The raucous Europhobic Tory press and their pitch to mould the new conservatismby John Lloyd / June 20, 1996 / Leave a comment
A poll commissioned by the French Geopolitique institute earlier this month showed that roughly 60 per cent of French voters did not want to switch from the franc to the euro-or indeed any other currency. This was reported as being a shock for the country’s main political parties, all of which support monetary union. (These parties had commissioned their own polls, showing that their supporters, or the citizenry, were pleased to exchange the franc fort for the euro fort.)
The Geopolitique poll revealed that French sentiments on European matters are closer to those of the British than we might think, given the respective positions of the two countries’ political elites. Yet not only does the French president feel free to take a strongly communautaire position; the French media feel free to ignore the evidence of their audience’s scepticism in favour of an almost uniformly pro-integrationist discourse.

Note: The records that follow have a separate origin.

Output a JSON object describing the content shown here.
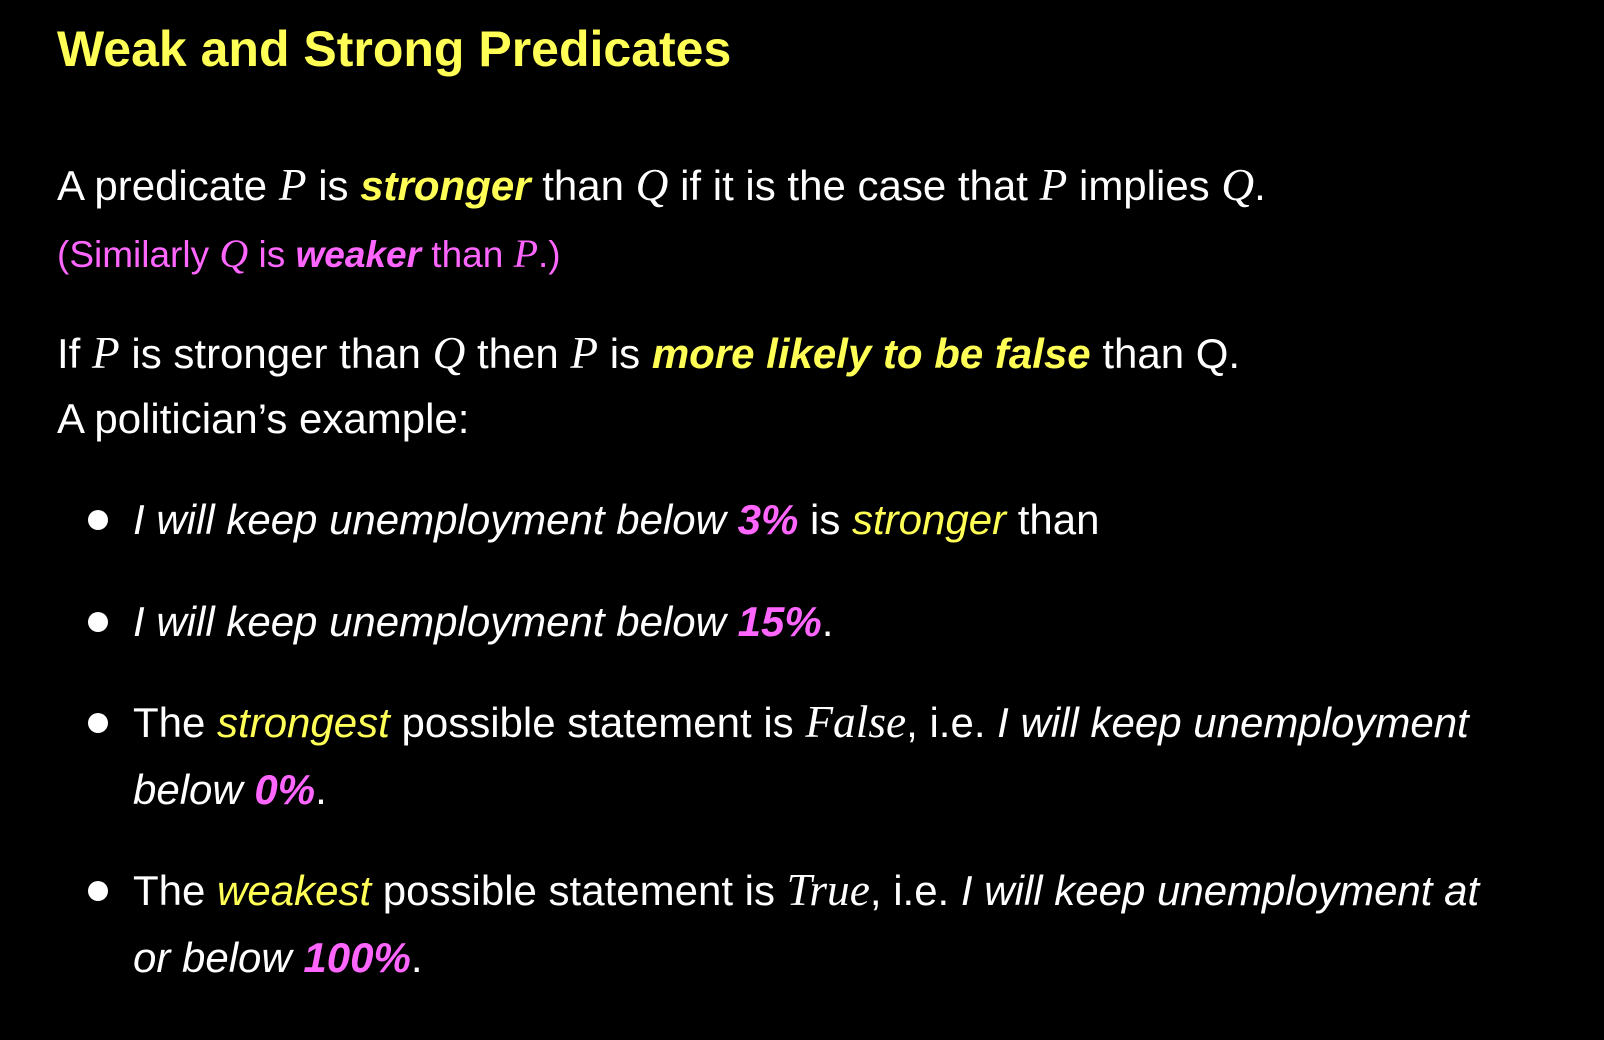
{
  "title": "Weak and Strong Predicates",
  "para1": {
    "t1": "A predicate ",
    "p": "P",
    "t2": " is ",
    "stronger": "stronger",
    "t3": " than ",
    "q": "Q",
    "t4": " if it is the case that ",
    "p2": "P",
    "t5": " implies ",
    "q2": "Q",
    "t6": "."
  },
  "para2": {
    "t1": "(Similarly ",
    "q": "Q",
    "t2": " is ",
    "weaker": "weaker",
    "t3": " than ",
    "p": "P",
    "t4": ".)"
  },
  "para3": {
    "t1": "If ",
    "p": "P",
    "t2": " is stronger than ",
    "q": "Q",
    "t3": " then ",
    "p2": "P",
    "t4": " is ",
    "emph": "more likely to be false",
    "t5": " than Q."
  },
  "para4": "A politician’s example:",
  "bullets": {
    "b1": {
      "i1": "I will keep unemployment below ",
      "pct": "3%",
      "t1": " is ",
      "strong": "stronger",
      "t2": " than"
    },
    "b2": {
      "i1": "I will keep unemployment below ",
      "pct": "15%",
      "t1": "."
    },
    "b3": {
      "t1": "The ",
      "strongest": "strongest",
      "t2": " possible statement is ",
      "val": "False",
      "t3": ", i.e. ",
      "i1": "I will keep unemployment",
      "i2": "below ",
      "pct": "0%",
      "t4": "."
    },
    "b4": {
      "t1": "The ",
      "weakest": "weakest",
      "t2": " possible statement is ",
      "val": "True",
      "t3": ", i.e. ",
      "i1": "I will keep unemployment at",
      "i2": "or below ",
      "pct": "100%",
      "t4": "."
    }
  },
  "colors": {
    "background": "#000000",
    "title": "#ffff55",
    "emphasis_yellow": "#ffff55",
    "emphasis_magenta": "#ff66ff",
    "text": "#ffffff"
  }
}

This must be remembered when we consider the campaign presently being run by right wing newspapers in Britain against the EU. They are fighting dirty: in a de haut en bas piece in the Sunday Times (12th May), Robert Harris said that there was “something rather ugly here.” Indeed there is. The Daily Mail, the Daily Express and the Sun have in Richard Littlejohn, Peter Hitchens and Trevor Kavanagh commentators who are professionally (and at least in the first two cases personally) dedicated to a journalism of outrage, hyperbole and abuse. This, mixed with their journalistic skill and experience, produces a high octane prose of great power. All three journalists cut their teeth as tabloid labour reporters-a rough trade in the 1970s and 1980s, which honed their talent for confrontation and taught them lessons in the often brutish encounters with trade union officials and members.
Their targets are now across the channel. These people can occasionally be heard on the Today programme, expressing puzzlement as to why they should be savaged so by the British papers. Or they can be found in nos. 10 and 11 Downing Street, disgracefully refusing to join in the chorus of hop off froggy which swells from the miasmic swamps along the Thames where these newspapers are housed. When the Daily Express can-casually-call Helmut Kohl a fat old hypocrite, it becomes clear that any instinct grounded in fairness, or balance, or even simple good manners, no longer operates. We are in a fantasy euro-game of Dungeons and Dragons.